KUDLOW: John Edwards, former Senator John Edwards has talked about raising taxes on the rich in order to create universal health coverage. Your thought on the Edwards plan.
GIULIANI: That's how you--that's how you decelerate the economy. I mean, it's exactly the way in which you take the growth that we're having and put a lid on it and start to move it back in the other direction. The reality is that the more ways that we can find to put money back into the private economy, the more our economy grows because that money gets used in a dynamic way. It gets used to create jobs. I used to be a big advocate of lowering the sales tax in New York, or even doing away with it because right around New York we have states that don't have a sales tax. We lose an incredible amount of business to those--to those states. If we did away with the sales tax in New York, it would be a jobs program for New York. The scales would have to go higher, 10 percent more employees, 20 percent more employees, 30 percent more employees. We'd make back a lot of that tax through the income tax, but we would also, more importantly have a growing economy. And that's--the government has to constantly be thinking about. What can we do to grow the economy.
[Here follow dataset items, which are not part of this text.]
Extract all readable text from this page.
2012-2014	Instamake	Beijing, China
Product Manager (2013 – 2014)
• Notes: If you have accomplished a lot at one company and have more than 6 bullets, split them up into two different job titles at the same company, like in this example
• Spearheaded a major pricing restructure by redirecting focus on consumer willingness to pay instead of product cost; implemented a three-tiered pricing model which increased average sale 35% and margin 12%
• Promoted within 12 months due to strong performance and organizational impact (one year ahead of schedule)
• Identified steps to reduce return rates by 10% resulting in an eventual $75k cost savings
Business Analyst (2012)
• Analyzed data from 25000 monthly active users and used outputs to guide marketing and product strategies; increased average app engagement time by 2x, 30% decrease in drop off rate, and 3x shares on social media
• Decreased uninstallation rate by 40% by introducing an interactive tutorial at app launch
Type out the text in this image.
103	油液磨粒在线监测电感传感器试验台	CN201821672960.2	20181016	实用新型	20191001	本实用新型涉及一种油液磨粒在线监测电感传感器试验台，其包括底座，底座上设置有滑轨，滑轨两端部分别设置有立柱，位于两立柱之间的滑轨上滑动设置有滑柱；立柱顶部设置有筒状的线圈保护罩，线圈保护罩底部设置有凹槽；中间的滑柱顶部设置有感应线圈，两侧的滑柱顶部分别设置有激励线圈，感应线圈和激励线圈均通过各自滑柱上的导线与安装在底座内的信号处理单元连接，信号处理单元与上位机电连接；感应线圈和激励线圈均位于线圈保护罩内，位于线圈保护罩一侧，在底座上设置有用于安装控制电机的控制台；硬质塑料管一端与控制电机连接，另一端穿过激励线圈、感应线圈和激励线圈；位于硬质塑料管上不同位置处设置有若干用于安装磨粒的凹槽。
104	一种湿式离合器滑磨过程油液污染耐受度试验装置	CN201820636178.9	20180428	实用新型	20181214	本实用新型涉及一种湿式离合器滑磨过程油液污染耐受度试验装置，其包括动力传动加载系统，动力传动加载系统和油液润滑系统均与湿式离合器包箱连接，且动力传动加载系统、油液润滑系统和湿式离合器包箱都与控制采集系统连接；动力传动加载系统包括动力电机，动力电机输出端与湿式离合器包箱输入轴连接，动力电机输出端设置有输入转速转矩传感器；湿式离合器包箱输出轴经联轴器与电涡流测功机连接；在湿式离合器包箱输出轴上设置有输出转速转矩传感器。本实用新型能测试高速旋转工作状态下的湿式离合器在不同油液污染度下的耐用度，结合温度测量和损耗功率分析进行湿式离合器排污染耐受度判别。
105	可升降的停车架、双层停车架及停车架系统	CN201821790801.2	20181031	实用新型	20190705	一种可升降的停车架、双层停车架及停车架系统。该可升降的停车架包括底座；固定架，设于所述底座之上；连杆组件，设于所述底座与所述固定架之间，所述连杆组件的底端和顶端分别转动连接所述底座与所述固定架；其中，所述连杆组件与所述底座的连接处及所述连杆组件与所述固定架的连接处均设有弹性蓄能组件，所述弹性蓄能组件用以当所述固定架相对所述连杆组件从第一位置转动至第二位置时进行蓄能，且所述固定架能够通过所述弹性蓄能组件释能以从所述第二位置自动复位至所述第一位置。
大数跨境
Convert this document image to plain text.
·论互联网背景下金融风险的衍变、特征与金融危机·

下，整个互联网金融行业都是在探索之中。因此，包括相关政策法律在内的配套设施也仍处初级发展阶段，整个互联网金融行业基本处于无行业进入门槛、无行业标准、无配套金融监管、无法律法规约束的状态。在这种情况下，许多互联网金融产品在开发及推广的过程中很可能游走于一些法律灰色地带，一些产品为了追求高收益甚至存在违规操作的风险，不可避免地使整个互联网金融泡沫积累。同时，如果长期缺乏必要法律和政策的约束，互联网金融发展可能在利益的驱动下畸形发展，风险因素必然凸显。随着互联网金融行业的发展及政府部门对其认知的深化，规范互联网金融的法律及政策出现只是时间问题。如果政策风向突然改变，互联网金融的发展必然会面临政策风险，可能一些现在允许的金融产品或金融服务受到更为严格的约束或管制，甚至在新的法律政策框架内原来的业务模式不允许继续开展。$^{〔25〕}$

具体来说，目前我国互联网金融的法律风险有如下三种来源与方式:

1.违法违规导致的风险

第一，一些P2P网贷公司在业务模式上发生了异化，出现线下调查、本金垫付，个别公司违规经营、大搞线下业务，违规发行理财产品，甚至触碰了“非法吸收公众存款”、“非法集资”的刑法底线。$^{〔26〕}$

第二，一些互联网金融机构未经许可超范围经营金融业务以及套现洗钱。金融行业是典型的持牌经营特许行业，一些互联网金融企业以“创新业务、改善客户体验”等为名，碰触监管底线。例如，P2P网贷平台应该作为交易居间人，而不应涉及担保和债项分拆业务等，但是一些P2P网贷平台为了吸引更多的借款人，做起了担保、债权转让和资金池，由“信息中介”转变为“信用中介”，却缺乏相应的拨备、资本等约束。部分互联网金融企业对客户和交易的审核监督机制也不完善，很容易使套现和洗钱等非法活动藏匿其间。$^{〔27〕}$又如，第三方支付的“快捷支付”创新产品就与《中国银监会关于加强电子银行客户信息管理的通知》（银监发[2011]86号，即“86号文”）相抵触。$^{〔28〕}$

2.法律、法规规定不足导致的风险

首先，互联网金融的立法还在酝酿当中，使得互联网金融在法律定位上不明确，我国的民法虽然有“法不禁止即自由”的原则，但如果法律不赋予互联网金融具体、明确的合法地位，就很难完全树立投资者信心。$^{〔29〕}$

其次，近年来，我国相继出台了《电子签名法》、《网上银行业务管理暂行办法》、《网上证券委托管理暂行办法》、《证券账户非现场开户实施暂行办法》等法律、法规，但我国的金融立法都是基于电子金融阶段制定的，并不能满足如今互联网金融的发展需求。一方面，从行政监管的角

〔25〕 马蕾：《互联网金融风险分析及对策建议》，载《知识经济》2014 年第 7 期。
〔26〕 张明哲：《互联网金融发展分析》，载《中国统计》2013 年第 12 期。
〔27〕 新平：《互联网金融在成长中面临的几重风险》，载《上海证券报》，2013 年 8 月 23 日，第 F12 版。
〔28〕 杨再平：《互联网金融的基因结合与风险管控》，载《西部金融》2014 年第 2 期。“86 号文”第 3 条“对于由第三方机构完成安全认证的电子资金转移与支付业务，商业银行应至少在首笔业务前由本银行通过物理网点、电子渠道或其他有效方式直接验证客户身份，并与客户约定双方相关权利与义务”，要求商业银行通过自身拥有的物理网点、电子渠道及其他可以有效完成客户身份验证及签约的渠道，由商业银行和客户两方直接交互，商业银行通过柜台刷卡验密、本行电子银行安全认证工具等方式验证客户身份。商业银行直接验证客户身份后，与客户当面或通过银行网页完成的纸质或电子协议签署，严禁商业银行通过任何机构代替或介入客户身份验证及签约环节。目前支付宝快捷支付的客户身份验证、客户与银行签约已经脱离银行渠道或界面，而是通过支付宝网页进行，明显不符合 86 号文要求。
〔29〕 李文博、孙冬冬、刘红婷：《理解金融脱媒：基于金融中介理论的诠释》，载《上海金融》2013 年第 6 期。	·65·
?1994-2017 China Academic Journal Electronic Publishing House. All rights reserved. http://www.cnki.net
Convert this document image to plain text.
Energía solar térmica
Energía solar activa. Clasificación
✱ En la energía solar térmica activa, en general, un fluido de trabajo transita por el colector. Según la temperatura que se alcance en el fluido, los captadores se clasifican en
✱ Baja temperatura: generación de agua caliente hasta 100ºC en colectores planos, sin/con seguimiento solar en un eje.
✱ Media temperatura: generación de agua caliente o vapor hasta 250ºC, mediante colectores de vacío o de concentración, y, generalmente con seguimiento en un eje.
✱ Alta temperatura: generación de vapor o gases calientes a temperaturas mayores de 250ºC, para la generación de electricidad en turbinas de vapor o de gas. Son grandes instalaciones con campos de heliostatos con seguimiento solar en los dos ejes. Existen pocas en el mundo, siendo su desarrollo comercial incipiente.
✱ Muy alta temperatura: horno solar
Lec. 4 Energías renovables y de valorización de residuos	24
These are exactly the kind of answers conservatives and Republicans want to hear from their presidential nominee. If Rudy continues to pound these themes and follows through with bold proposals to push the country further in the pro-growth, low-tax, pro-free markets direction, it will be a powerful selling point in his attempt to close the deal with Republican primary voters.
And if he does win the nomination, it will in all likelihood set up a strong contrast with the eventual Democratic nominee in the general election, as the Democrats are clearly moving toward a more populist, anti-free trade, more progressive (i.e. higher taxes) economic approach.